IIs a drug rehabilitation center really the best place for people convicted of violent felonies? Or is prison the better option for both rehabilitation programs and keeping the public safe?
Is a drug rehabilitation center really the best place for people convicted of violent felonies? Or is prison the better option for both rehabilitation programs and keeping the public safe?
Sending felons who've committed violent acts off to rehabilitation centers from which they can easily walk away doesn't help them and does endanger the public. Two Taos cases this year are enough to raise questions about how justice is meted out and leaves victims wondering if there is any.
In one case, Martin Rivera, 23, was charged with the Oct. 19 murder of a man in Taos. This is the same Rivera who agreed to a plea deal earlier this year and was sentenced to a drug treatment center. That agreement stemmed from incidents in 2017, when Rivera was charged with stabbing a man outside Smith's grocery store in Taos and robbing two people after threatening them with a gun. Rivera completed a 90-day sentence at a drug treatment facility in Gallup but within a couple of months was charged with committing another violent crime.
Another man, Raphael Orozco, 25, pleaded guilty in mid-October to battering a health care worker at Holy Cross Hospital, a female jailer and another detainee in three separate incidents. As part of the agreement, he was sentenced to compete a two-year program at the drug treatment facility Delancey Street Foundation in Española. He walked away from the facility less than a week later, and as of Oct. 30, was still on the lam. Orozco already had three prior felony convictions, including battery upon a peace officer. In the case tied to the plea deal, he had also faced charges of hitting his wife and newborn in a room at Holy Cross Medical Center.
Rivera and Orozco apparently know each other. Video from the Taos County jail allegedly shows the two speaking to each other before jumping another detainee outside his cell and beating him unconscious.
So how is it these two men keep walking away with no jail time after committing violence against others?
On its face, it would seem the prosecutors and the judge weren't doing their jobs.
Still, the legal system is complicated. Prosecutors have to weigh the evidence they have in a case against what they think a jury or a judge might rule. They take calculated risks, a gamble if you will, on how a trial will play out. Losing a trial can net an offender no punishment at all, and victims receive none of the justice our system can produce when it functions properly. Plea deals can provide a bit of both, which perhaps explains why a majority of cases are resolved through them and not trials. But they also involve risks, such as when a felon walks away from rehab and hopefully won't beat, stab or harm someone else before he ends up back in jail.

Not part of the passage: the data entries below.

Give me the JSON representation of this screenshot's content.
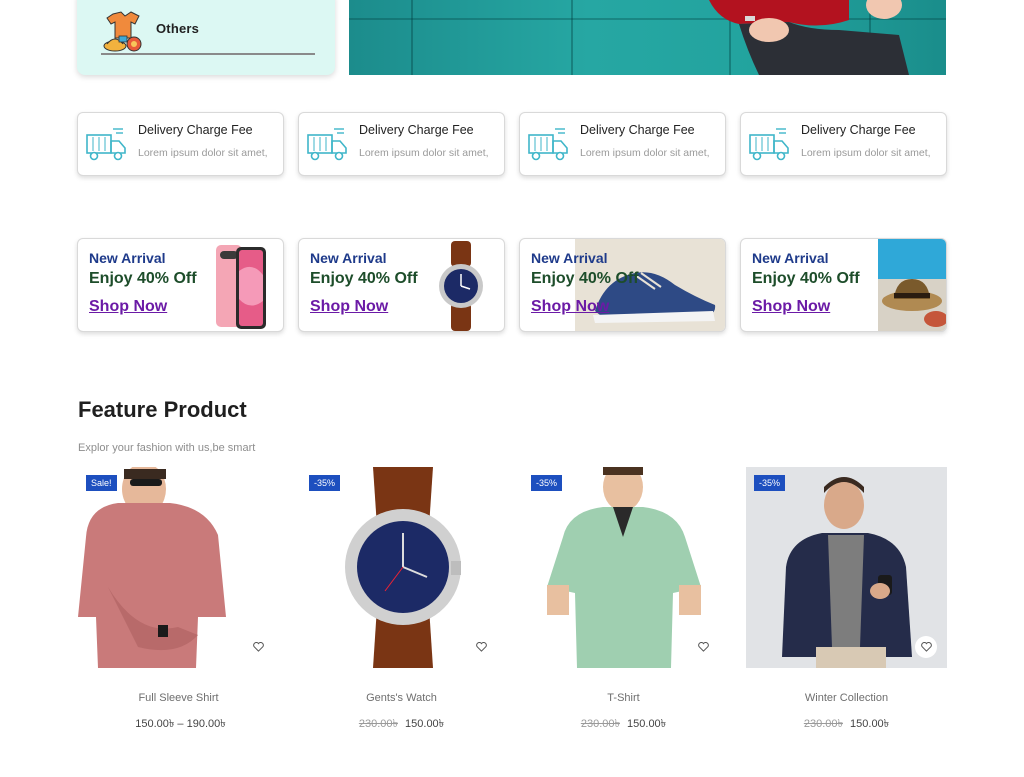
{
  "category": {
    "label": "Others",
    "icon": "clothes-icon"
  },
  "delivery_cards": [
    {
      "title": "Delivery Charge Fee",
      "text": "Lorem ipsum dolor sit amet,",
      "icon": "truck-icon"
    },
    {
      "title": "Delivery Charge Fee",
      "text": "Lorem ipsum dolor sit amet,",
      "icon": "truck-icon"
    },
    {
      "title": "Delivery Charge Fee",
      "text": "Lorem ipsum dolor sit amet,",
      "icon": "truck-icon"
    },
    {
      "title": "Delivery Charge Fee",
      "text": "Lorem ipsum dolor sit amet,",
      "icon": "truck-icon"
    }
  ],
  "promos": [
    {
      "tag": "New Arrival",
      "offer": "Enjoy 40% Off",
      "link": "Shop Now",
      "image": "phone-image"
    },
    {
      "tag": "New Arrival",
      "offer": "Enjoy 40% Off",
      "link": "Shop Now",
      "image": "watch-image"
    },
    {
      "tag": "New Arrival",
      "offer": "Enjoy 40% Off",
      "link": "Shop Now",
      "image": "sneaker-image"
    },
    {
      "tag": "New Arrival",
      "offer": "Enjoy 40% Off",
      "link": "Shop Now",
      "image": "hat-image"
    }
  ],
  "feature": {
    "title": "Feature Product",
    "subtitle": "Explor your fashion with us,be smart"
  },
  "products": [
    {
      "name": "Full Sleeve Shirt",
      "badge": "Sale!",
      "old_price": "",
      "price": "150.00৳ – 190.00৳"
    },
    {
      "name": "Gents's Watch",
      "badge": "-35%",
      "old_price": "230.00৳",
      "price": "150.00৳"
    },
    {
      "name": "T-Shirt",
      "badge": "-35%",
      "old_price": "230.00৳",
      "price": "150.00৳"
    },
    {
      "name": "Winter Collection",
      "badge": "-35%",
      "old_price": "230.00৳",
      "price": "150.00৳"
    }
  ],
  "colors": {
    "accent_blue": "#1d4fbf",
    "promo_tag": "#1e3a8a",
    "promo_offer": "#1d4d2a",
    "promo_link": "#6b1aa6",
    "category_bg": "#dcf8f3",
    "truck_icon": "#3fb6c9"
  }
}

In the case of Orozco, under the terms of the plea deal, if he walked away from rehab, he would automatically be sentenced to 14 years in prison when caught. So now the district attorney's office is banking on law enforcement scooping Orozco up - yet again - only this time with the sentence already decided. But that lengthy prison sentence also gives Orozco, now on the run, little to lose. Time will tell if the DA's gambit pays off.
It's also true the judge in both cases - then district judge Jeff McElroy - and perhaps law enforcement and prosecutors, have known Orozco and Rivera for years, since they were teens. They know something of the hard-luck start they had, the trauma or drug addiction that led them down the path of violence they've been on. Maybe they just keep hoping something will finally click and the two young men will turn their lives around and stop hurting other people.
But agreeing to put two violent felons, who already have been given second and third chances, in rehab was unwise.
They need treatment. But treatment in a place - like prison - from which they cannot walk away and risk harming someone else.